Being fearful is a good example of how we get in our own way. While fear is a natural warning system that serves us well, it’s easy to feel frightened when there is no danger. David Kessler and Elizabeth Kubler-Ross discuss the impact of fear. Kubler-Ross states, “Much of what life hands us comes without the prelude of fear and worry. Our fears don’t stop death, they stop life…Fear is a shadow that blocks everything: our love, our true feelings, our happiness, our very being.” Kessler writes that when you peel away the various layers of fear, the bottom layer is the fear of death. He adds, “All of our invented fears involve either the past or the future; only love is in the present…Now is the only real moment we have, and love is the only real emotion because it’s the only one that occurs in the present moment.” Getting out of your own way ,means choosing to be in the place of kindness and not in the place of fear.

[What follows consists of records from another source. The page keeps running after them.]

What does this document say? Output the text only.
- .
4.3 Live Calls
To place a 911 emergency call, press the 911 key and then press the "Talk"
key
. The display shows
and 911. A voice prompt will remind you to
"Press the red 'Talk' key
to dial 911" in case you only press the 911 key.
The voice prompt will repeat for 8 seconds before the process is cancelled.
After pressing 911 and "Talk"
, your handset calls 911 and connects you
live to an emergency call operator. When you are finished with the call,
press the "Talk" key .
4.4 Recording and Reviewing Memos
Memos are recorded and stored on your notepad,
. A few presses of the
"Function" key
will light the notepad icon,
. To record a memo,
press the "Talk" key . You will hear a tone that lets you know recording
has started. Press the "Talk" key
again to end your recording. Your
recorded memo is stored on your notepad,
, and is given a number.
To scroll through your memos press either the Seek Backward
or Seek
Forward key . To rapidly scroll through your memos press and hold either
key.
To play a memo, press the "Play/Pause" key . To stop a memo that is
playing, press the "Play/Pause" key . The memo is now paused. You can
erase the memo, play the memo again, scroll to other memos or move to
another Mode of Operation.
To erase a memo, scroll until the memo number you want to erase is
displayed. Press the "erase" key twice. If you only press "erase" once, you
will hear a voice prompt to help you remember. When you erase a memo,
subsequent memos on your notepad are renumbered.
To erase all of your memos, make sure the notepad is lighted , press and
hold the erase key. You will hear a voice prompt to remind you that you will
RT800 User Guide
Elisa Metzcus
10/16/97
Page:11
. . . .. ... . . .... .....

Accepting that our lives are ordered by impermanence and living in the present, however, is no easy task. We want guarantees. We want predictability. Yet everything keeps changing and eventually going away. We try to hold on, but we never succeed. We attach to ideas and beliefs, some centuries old, hoping to be less anxious and more certain about how things are going to be. Charlotte Joko Beck writes that our personal drive is to find a way to endure in our “unchanging” lives. “We don’t really see life at all. Our attention is elsewhere. We are engaged in an unending battle with our fears about ourselves and our existence.” She adds, “We’re only interested in preserving ourselves forever.” We want others to treat us as though we are safe and secure in this life, that we are wonderful, deserving, lovable and are entitled to the happiness we want.
I have asked people if they believe that God put a specific person on this earth with the purpose of making them happy. The answer is an unequivocal “No.” They most often agree with the idea that “my happiness is my responsibility, and your happiness is yours.” This sounds reasonable enough. But our fears prevent us from really accepting this. Byron Katie and Stephen Mitchell talk about our stories. These stories are “untested, uninvestigated theories” that make us believe our thoughts are true.
So believing that someone should make us happy by giving us what we want is a story that we attach to and believe is true. This person might be a spouse, friend, son or daughter. It could be anyone. We want others to behave in a way that will make us happy and agreeing with us is one such way. In doing so they affirm the truth of our story. We can, however, learn to get out of our own way and connect with that part of us which is most true, unique and authentic. And by believing we know what is right for us, we can trust ourselves to act with humility and kindness. We have then forsaken fear, and we have made a commitment to be in the place of kindness.